Cuando Estados Unidos se retiró de Afganistán el año pasado, se enfrentó a una elección crítica: permitir el colapso de un Estado que, en su mayoría, se había mantenido a flote gracias a la ayuda exterior o trabajar con los talibanes, sus antiguos enemigos, para evitar eso.
Más de cuatro meses después de que el último vuelo militar de EE.UU. saliera de Kabul, la administración del presidente Joe Biden aún no ha tomado una decisión clara, optando por salir del paso con medidas a medias en medio de una crisis humanitaria en aumento. El tiempo se está acabando.
Estados Unidos debería tragarse el trago amargo de trabajar con los talibanes para evitar un Estado fallido en Afganistán. Poner de rodillas al gobierno a través de sanciones no cambiará el hecho de que los talibanes ahora están a cargo, pero llevará a que los servicios públicos colapsen, la economía decaiga y los medios de subsistencia de los afganos se reduzcan aun más.
Estados Unidos debería hacer una distinción entre los talibanes como antiguos insurgentes y el Estado que ahora controlan.
Esto empieza por comenzar a levantar las sanciones a los talibanes como grupo (dejando vigentes las sanciones a algunos individuos y un embargo de armas); financiar funciones estatales específicas en áreas como el desarrollo rural, la agricultura, la electricidad y la gobernabilidad local; y restablecer las operaciones del Banco Central para volver a conectar Afganistán con el sistema financiero mundial.
Dar estos pasos, además de proteger a los afganos, también servirá a los intereses occidentales. Ayudará a frenar la creciente migración del país y el aumento de la producción de narcóticos ilícitos por parte de los afganos desesperados por obtener ingresos. También podría producir al menos una oportunidad para lograr que los talibanes cooperen con Estados Unidos para reprimir las amenazas terroristas de la filial del Estado Islámico en Afganistán y otros grupos.

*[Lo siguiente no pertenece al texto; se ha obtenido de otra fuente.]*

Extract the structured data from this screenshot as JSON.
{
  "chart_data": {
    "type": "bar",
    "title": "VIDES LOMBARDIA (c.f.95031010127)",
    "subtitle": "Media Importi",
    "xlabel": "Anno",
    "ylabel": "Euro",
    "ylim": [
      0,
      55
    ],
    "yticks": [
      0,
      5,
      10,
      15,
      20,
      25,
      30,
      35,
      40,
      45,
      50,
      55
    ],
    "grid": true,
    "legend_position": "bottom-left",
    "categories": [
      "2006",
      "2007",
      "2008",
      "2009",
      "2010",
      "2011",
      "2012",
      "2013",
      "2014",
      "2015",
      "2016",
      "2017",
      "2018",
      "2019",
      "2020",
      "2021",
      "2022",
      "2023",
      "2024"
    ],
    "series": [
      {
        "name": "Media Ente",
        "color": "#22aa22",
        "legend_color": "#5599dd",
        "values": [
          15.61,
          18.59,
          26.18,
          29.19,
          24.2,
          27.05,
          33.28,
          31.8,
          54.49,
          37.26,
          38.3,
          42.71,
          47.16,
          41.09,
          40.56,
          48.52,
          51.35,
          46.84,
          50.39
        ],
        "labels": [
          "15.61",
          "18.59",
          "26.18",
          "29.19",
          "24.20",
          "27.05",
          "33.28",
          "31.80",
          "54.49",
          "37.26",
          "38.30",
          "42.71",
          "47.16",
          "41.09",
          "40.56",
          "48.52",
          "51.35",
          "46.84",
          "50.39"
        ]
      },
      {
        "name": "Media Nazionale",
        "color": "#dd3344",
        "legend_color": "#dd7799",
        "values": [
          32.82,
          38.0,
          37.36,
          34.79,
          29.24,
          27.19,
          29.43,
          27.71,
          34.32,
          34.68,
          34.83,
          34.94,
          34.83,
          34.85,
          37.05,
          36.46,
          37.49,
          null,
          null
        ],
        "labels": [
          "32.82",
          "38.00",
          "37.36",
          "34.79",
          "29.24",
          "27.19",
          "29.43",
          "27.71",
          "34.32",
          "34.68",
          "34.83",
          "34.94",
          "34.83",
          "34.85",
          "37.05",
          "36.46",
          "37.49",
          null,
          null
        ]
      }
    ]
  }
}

Sin duda, Afganistán se empobrecerá más bajo el control de los talibanes y ningún país restaurará la ayuda a una escala similar a la que disfrutó el último gobierno. Pero la población necesita apoyo internacional en lugar del corte abrupto que golpea a su economía con potencia.
Las preocupaciones de las capitales occidentales de que estas medidas reforzarían a los talibanes o su capacidad para desviar fondos hacia fines nefastos podrían abordarse mediante la imposición de restricciones y vigilancia.
Ahora, esto no quiere decir que Occidente deba abandonar los esfuerzos para lograr que los talibanes respeten los derechos humanos y cooperen en las prioridades de seguridad. Pero las expectativas deben ser modestas.
Los talibanes nunca van a tener una política sobre los derechos de las mujeres que esté de acuerdo con los valores occidentales. No muestran signos de adoptar incluso formas limitadas de gobierno democrático. Tampoco es probable que alguna vez tomen medidas activas para destruir o entregar los restos de Al Qaeda, aunque puedan mantener un control sobre ellos.
Nadie en Washington o en las capitales europeas puede estar complacido de pensar en trabajar con este tipo de gobierno. Pero la alternativa es peor, sobre todo para los afganos que no tienen más remedio que vivir bajo el régimen talibán y que necesitan medios de subsistencia. Se debe tomar una decisión difícil.